Monday, February 28, 2011

my efforts to continue to write Birthright

Excuse number one was that I had returned to school and my energies were sucked away by the needs of my students and my daughters. As it should be.

Excuse number two was that I was too tired to write because of the above. Anyone who teachers and/or is a parent understands this.

Excuse number three is because I have been knocked sideways and been consumed by the coverage of the reportage of the Christchurch earthquake 22nd Feb 2011 12:51pm.

I was born in Christchurch (chch). As a young woman, I worked in chch for two years. I rode its streets and spent many hours in the CBD and the outter suburbs.

I have friends and relatives and acquaintances who live in the city of my birth. I visit chch regularly. And, I am beyond comprehension that the iconic buildings I rode past every day for months/years have been destroyed. The streets I walked down just a year ago are covered in rubble. The cafes, the cathedral, the tram line - all currently just rubble.

I once went to the Pyne Gould Guinness building for a job when I thought I wanted to be a stock agent. Back in the eightess, I was laughed out of the building because I was a girl and how could a girl be a stock and station agent? Wrong attitude but good advice for me cos it lead me to university and to fulfilling my dream of being an English teacher.

Though I am currently writing in world that does not have flush toilets, electricity, telephone, water, good roads, easy access to food, (11th C Scotland) the wake up call is still there because though I can turn on the shower and expect hot water to flow out of the shower head, I have begun to appreciate the struggles of my 21Cth comrades.

I have been in a place where water and sewage was restricted and so lived for 6 weeks of not flushing and saving water; I have lived for 3 weeks with the threat of power outage.

But, I have never lived in a place where the very terra firma in not firm.

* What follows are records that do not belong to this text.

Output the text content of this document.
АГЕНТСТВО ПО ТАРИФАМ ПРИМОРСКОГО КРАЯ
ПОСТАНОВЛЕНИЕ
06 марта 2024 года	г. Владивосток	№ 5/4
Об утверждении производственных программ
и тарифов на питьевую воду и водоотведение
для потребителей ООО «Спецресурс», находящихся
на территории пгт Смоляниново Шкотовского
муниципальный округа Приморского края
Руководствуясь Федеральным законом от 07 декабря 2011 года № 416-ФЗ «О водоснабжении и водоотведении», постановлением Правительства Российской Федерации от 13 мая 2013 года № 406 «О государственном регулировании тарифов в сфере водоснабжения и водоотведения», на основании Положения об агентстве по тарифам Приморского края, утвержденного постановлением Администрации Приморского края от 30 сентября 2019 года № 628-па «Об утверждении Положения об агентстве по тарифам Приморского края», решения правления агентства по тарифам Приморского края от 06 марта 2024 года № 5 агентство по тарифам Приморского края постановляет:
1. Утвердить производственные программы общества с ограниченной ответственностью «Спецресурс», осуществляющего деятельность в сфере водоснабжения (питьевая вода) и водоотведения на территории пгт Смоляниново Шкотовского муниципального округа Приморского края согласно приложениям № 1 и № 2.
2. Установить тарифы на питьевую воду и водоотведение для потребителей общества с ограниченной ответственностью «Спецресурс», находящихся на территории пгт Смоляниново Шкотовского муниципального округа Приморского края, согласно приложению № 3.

I try to understand how it might be for those who try to rest and sleep. Perhaps I can appreciate it a bit more than others that I am a very light sleeper and my husband snores and the cats prowl around the house inside and out and it is me who gets up and grumps at my husband, probably seven or eight times during the night.

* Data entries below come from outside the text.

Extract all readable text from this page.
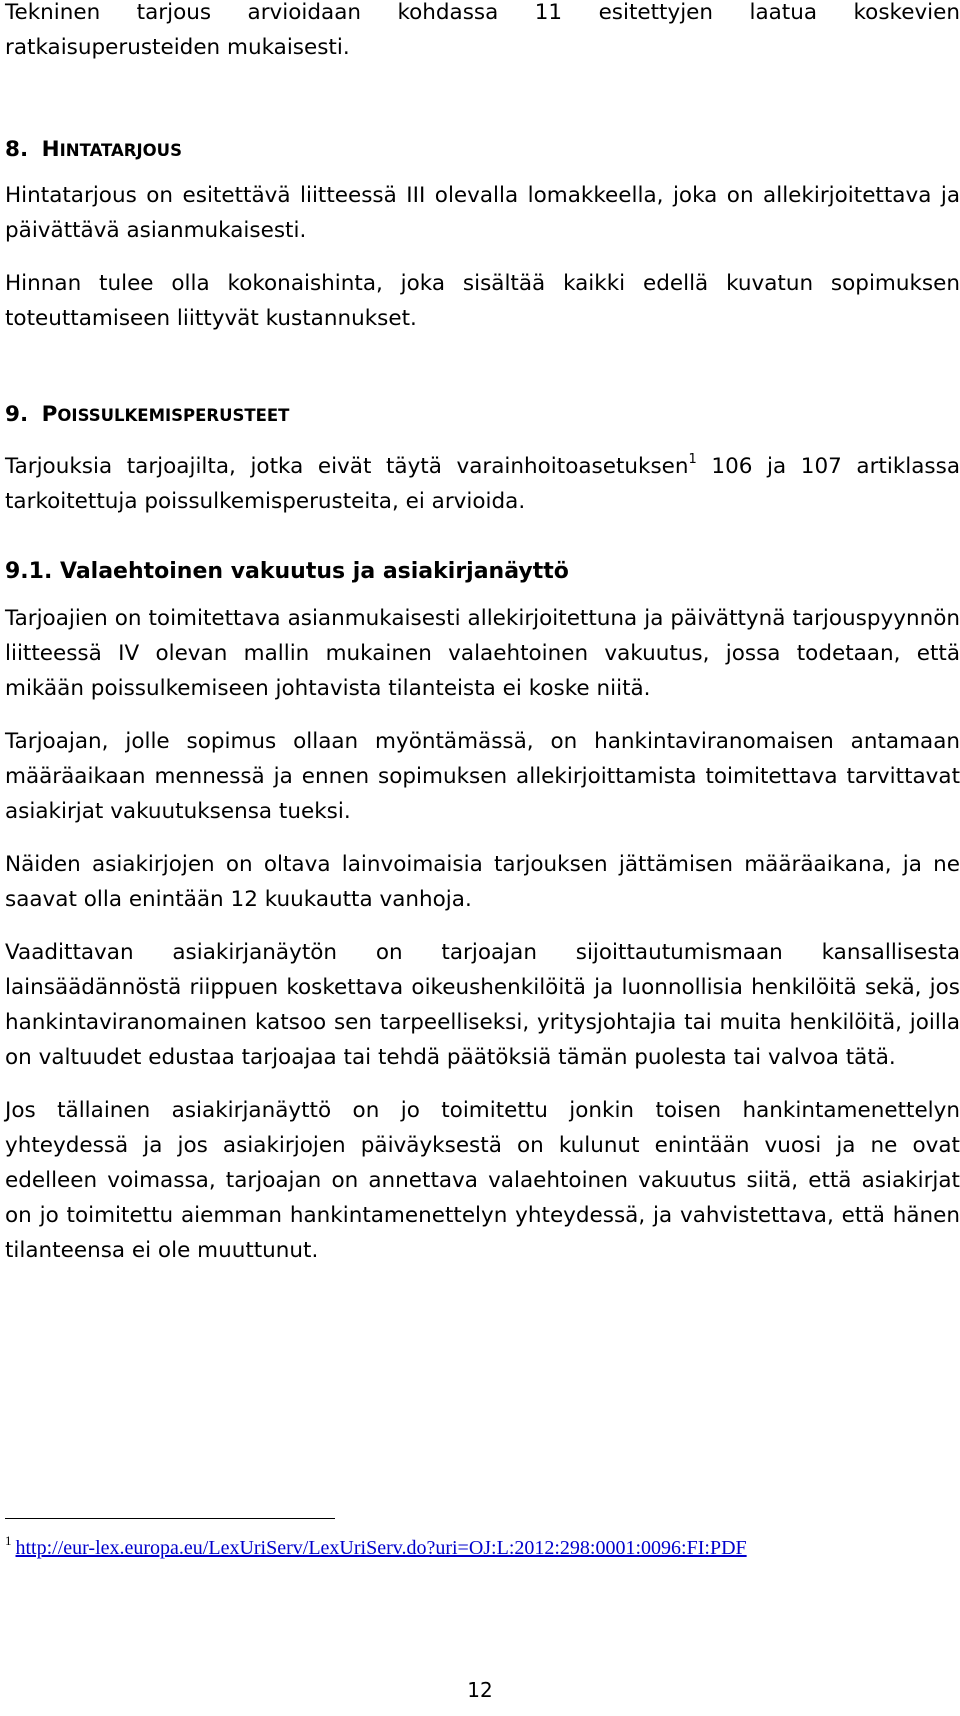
Tekninen tarjous arvioidaan kohdassa 11 esitettyjen laatua koskevien ratkaisuperusteiden mukaisesti.

8. HINTATARJOUS

Hintatarjous on esitettävä liitteessä III olevalla lomakkeella, joka on allekirjoitettava ja päivättävä asianmukaisesti.

Hinnan tulee olla kokonaishinta, joka sisältää kaikki edellä kuvatun sopimuksen toteuttamiseen liittyvät kustannukset.

9. POISSULKEMISPERUSTEET

Tarjouksia tarjoajilta, jotka eivät täytä varainhoitoasetuksen$^1$ 106 ja 107 artiklassa tarkoitettuja poissulkemisperusteita, ei arvioida.

9.1. Valaehtoinen vakuutus ja asiakirjanäyttö

Tarjoajien on toimitettava asianmukaisesti allekirjoitettuna ja päivättynä tarjouspyynnön liitteessä IV olevan mallin mukainen valaehtoinen vakuutus, jossa todetaan, että mikään poissulkemiseen johtavista tilanteista ei koske niitä.

Tarjoajan, jolle sopimus ollaan myöntämässä, on hankintaviranomaisen antamaan määräaikaan mennessä ja ennen sopimuksen allekirjoittamista toimitettava tarvittavat asiakirjat vakuutuksensa tueksi.

Näiden asiakirjojen on oltava lainvoimaisia tarjouksen jättämisen määräaikana, ja ne saavat olla enintään 12 kuukautta vanhoja.

Vaadittavan asiakirjanäytön on tarjoajan sijoittautumismaan kansallisesta lainsäädännöstä riippuen koskettava oikeushenkilöitä ja luonnollisia henkilöitä sekä, jos hankintaviranomainen katsoo sen tarpeelliseksi, yritysjohtajia tai muita henkilöitä, joilla on valtuudet edustaa tarjoajaa tai tehdä päätöksiä tämän puolesta tai valvoa tätä.

Jos tällainen asiakirjanäyttö on jo toimitettu jonkin toisen hankintamenettelyn yhteydessä ja jos asiakirjojen päiväyksestä on kulunut enintään vuosi ja ne ovat edelleen voimassa, tarjoajan on annettava valaehtoinen vakuutus siitä, että asiakirjat on jo toimitettu aiemman hankintamenettelyn yhteydessä, ja vahvistettava, että hänen tilanteensa ei ole muuttunut.

$^1$ http://eur-lex.europa.eu/LexUriServ/LexUriServ.do?uri=OJ:L:2012:298:0001:0096:FI:PDF
12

I get up in the morning never, ever having a good night's sleep. The other night, I felt many of the CHCH after shocks - such is my sensitivity.

Last night, hubby made up a bed in the spare room but the cats kept me awake. WAhhhhh.

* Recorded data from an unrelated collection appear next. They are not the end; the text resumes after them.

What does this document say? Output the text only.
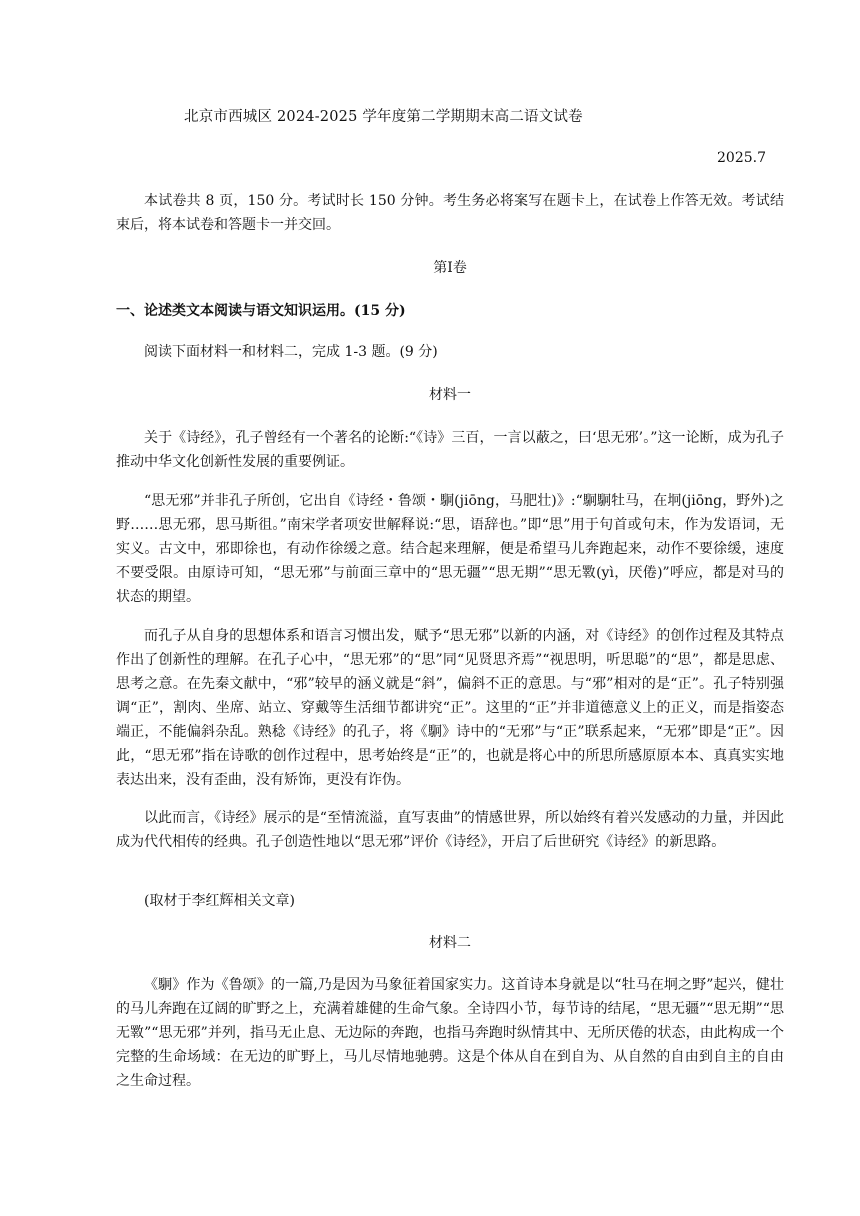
北京市西城区 2024-2025 学年度第二学期期末高二语文试卷
2025.7
本试卷共 8 页，150 分。考试时长 150 分钟。考生务必将案写在题卡上，在试卷上作答无效。考试结束后，将本试卷和答题卡一并交回。
第Ⅰ卷
一、论述类文本阅读与语文知识运用。(15 分)
阅读下面材料一和材料二，完成 1-3 题。(9 分)
材料一
关于《诗经》，孔子曾经有一个著名的论断:“《诗》三百，一言以蔽之，曰‘思无邪’。”这一论断，成为孔子推动中华文化创新性发展的重要例证。
“思无邪”并非孔子所创，它出自《诗经・鲁颂・駉(jiōng，马肥壮)》:“駉駉牡马，在坰(jiōng，野外)之野……思无邪，思马斯徂。”南宋学者项安世解释说:“思，语辞也。”即“思”用于句首或句末，作为发语词，无实义。古文中，邪即徐也，有动作徐缓之意。结合起来理解，便是希望马儿奔跑起来，动作不要徐缓，速度不要受限。由原诗可知，“思无邪”与前面三章中的“思无疆”“思无期”“思无斁(yì，厌倦)”呼应，都是对马的状态的期望。
而孔子从自身的思想体系和语言习惯出发，赋予“思无邪”以新的内涵，对《诗经》的创作过程及其特点作出了创新性的理解。在孔子心中，“思无邪”的“思”同“见贤思齐焉”“视思明，听思聪”的“思”，都是思虑、思考之意。在先秦文献中，“邪”较早的涵义就是“斜”，偏斜不正的意思。与“邪”相对的是“正”。孔子特别强调“正”，割肉、坐席、站立、穿戴等生活细节都讲究“正”。这里的“正”并非道德意义上的正义，而是指姿态端正，不能偏斜杂乱。熟稔《诗经》的孔子，将《駉》诗中的“无邪”与“正”联系起来，“无邪”即是“正”。因此，“思无邪”指在诗歌的创作过程中，思考始终是“正”的，也就是将心中的所思所感原原本本、真真实实地表达出来，没有歪曲，没有矫饰，更没有诈伪。
以此而言，《诗经》展示的是“至情流溢，直写衷曲”的情感世界，所以始终有着兴发感动的力量，并因此成为代代相传的经典。孔子创造性地以“思无邪”评价《诗经》，开启了后世研究《诗经》的新思路。
(取材于李红辉相关文章)
材料二
《駉》作为《鲁颂》的一篇,乃是因为马象征着国家实力。这首诗本身就是以“牡马在坰之野”起兴，健壮的马儿奔跑在辽阔的旷野之上，充满着雄健的生命气象。全诗四小节，每节诗的结尾，“思无疆”“思无期”“思无斁”“思无邪”并列，指马无止息、无边际的奔跑，也指马奔跑时纵情其中、无所厌倦的状态，由此构成一个完整的生命场域：在无边的旷野上，马儿尽情地驰骋。这是个体从自在到自为、从自然的自由到自主的自由之生命过程。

As a child, from age 5-13 we many times relied on long drops as our sewage. I HATED this as it was one of my jobs to carry the sewage of our families' waste to the dump site. As a child, sometimes, we had no power. And, no phone, and sometimes, no food other than the basics. Thankfully, we had the land to provide us with meat and fruit.

Reliability of the availability of the above was never guaranteed nor taken for granted especially when my step father was involved in a fatal accident (his 12 year old son died - my step brother whom we all loved).

Anyway, if you want to know more, you can read some of my other publications.

For now, I have to mentally turn my face away from the place of my birth to focus on my children (who are grieving for the loss of life) and my students (who have also experienced loss) and my novel. Callous as it might seem, I have to keep going while I have running water, waste water working and electricity. Who knows how long I can depend on such privilege?

As to Birthright, I am trying to keep writing but life is seriously getting in the way.

2 comments:

Fifi Colston said...

great post Tania :) and :( all at the same time xxx

jtwebster books said...

Ruth and I were talking about this earlier today, about how we don't need to live in Christchurch for it to effect us. As a nation we are emotionally battered and bruised. Everything is harder, tears are closer to the surface.
I woke up this morning to the 7 o'clock news and I didn't want to listen to another word about the earthquake, then I felt so guilty because those poor Christchurch folk don't have a choice. It's their reality, 24/7.